# Boer Doeling, Poppy :)



## Crossroads Boers (Feb 19, 2011)

This is Capriole's Precariously Pompous, aka Poppy. She is 9 months old and almost 150lbs.  I love this doe! She finished the show season with 68 points this year and we had a blast showing her! We have had her for several months now.


----------



## nancy d (Oct 5, 2007)

Absolutely beautiful & she knows it!


----------



## Scottyhorse (Feb 11, 2013)

Poppy! I just love her  68 points! Wow!!


----------



## COgoatLover25 (Dec 23, 2013)

Love that doe! She's absolutely gorgeous!


----------



## ksalvagno (Oct 6, 2009)

She is one solid beautiful girl!


----------



## Crossroads Boers (Feb 19, 2011)

Thanks!


----------



## nchen7 (Feb 25, 2013)

beautiful girl!


----------



## RPC (Nov 6, 2009)

She looks great


----------



## Jessica84 (Oct 27, 2011)

I wish my one white legged doe looked like yours  maybe I could swap them and you would never notice  she really is a stunning girl 


Sent from my iPhone using Goat Forum


----------



## Crossroads Boers (Feb 19, 2011)

Thanks! lol... I'd probably notice.


----------



## toth boer goats (Jul 20, 2008)

Beautiful.


----------



## loggyacreslivestock (Mar 5, 2013)

Stunning.
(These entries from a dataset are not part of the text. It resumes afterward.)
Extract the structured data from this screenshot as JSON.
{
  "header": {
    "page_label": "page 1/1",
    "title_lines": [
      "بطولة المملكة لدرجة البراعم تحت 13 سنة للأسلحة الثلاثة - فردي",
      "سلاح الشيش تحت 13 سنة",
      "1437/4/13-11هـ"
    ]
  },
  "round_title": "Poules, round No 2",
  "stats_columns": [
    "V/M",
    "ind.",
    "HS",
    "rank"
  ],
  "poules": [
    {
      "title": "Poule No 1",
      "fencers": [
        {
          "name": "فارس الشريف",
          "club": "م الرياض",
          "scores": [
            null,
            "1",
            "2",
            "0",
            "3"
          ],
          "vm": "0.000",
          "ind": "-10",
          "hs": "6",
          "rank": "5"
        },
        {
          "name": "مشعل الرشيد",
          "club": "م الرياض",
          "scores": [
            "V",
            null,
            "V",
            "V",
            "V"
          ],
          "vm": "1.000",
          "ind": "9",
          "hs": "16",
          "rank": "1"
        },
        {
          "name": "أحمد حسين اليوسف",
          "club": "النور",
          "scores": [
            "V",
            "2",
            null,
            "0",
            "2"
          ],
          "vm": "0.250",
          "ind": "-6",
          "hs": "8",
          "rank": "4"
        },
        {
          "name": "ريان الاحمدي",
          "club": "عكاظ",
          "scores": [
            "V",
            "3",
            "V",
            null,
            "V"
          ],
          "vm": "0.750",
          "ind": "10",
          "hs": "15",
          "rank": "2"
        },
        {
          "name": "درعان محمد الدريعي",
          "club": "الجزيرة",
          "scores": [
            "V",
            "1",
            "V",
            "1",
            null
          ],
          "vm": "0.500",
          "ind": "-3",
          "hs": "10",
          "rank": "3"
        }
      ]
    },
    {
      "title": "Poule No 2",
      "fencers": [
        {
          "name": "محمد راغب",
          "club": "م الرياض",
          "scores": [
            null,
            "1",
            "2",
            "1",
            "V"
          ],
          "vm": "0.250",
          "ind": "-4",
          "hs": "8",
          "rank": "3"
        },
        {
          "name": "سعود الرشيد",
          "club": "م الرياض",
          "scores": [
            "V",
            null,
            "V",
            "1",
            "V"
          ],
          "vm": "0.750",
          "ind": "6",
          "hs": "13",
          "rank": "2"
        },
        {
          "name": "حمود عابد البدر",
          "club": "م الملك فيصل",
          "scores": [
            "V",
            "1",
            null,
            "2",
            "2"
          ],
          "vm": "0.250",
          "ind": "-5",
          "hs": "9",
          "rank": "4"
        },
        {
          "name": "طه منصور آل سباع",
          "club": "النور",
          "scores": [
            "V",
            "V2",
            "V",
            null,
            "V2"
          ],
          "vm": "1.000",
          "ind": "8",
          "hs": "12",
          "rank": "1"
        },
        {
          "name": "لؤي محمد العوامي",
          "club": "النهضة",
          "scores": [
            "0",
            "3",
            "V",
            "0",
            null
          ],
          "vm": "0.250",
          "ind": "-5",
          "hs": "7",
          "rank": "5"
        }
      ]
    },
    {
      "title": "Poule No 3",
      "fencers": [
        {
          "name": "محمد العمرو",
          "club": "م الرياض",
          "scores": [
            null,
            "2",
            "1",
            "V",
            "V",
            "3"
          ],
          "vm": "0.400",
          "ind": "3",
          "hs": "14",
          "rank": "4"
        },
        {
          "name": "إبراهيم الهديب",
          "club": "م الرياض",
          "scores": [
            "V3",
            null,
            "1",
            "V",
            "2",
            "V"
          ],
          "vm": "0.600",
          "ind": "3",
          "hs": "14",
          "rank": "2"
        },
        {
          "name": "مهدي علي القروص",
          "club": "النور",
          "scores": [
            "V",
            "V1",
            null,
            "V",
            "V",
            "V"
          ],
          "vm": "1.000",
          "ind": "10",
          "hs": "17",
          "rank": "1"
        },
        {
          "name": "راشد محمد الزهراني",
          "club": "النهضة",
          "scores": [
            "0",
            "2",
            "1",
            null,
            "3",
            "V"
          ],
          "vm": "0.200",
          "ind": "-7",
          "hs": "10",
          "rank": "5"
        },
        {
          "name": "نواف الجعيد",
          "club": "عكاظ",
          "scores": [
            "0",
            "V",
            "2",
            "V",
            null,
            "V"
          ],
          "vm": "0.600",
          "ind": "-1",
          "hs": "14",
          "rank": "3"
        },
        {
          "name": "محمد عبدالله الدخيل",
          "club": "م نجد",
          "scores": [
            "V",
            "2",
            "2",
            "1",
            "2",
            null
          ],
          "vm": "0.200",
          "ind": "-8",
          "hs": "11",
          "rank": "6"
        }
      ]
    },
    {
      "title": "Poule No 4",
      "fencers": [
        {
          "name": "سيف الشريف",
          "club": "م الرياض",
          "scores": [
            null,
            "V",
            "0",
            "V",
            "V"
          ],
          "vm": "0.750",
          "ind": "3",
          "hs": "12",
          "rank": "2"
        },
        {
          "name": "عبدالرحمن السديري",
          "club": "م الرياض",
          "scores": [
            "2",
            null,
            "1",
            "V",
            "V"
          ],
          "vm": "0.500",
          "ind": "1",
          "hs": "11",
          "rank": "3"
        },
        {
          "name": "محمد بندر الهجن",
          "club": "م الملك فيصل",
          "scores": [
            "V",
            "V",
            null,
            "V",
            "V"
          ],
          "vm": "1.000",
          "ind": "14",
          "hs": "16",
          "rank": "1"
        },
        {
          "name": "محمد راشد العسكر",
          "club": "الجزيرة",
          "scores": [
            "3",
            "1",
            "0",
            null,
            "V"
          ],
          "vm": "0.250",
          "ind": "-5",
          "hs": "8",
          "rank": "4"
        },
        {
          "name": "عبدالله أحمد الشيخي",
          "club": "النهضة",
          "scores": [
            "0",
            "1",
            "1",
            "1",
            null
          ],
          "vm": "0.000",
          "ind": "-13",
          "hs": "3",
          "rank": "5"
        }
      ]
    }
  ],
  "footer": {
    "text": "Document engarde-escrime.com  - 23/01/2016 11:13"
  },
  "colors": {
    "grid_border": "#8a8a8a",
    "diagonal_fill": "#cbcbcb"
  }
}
Definitely has that show presence!


----------



## Crossroads Boers (Feb 19, 2011)

Thanks Pam and Julie.  Yes she does.


----------



## Trickyroo (Sep 26, 2012)

Such a gorgeous gal  Who dipped her leg in marshmallow :-D


----------



## Crossroads Boers (Feb 19, 2011)

Thanks Laura.


----------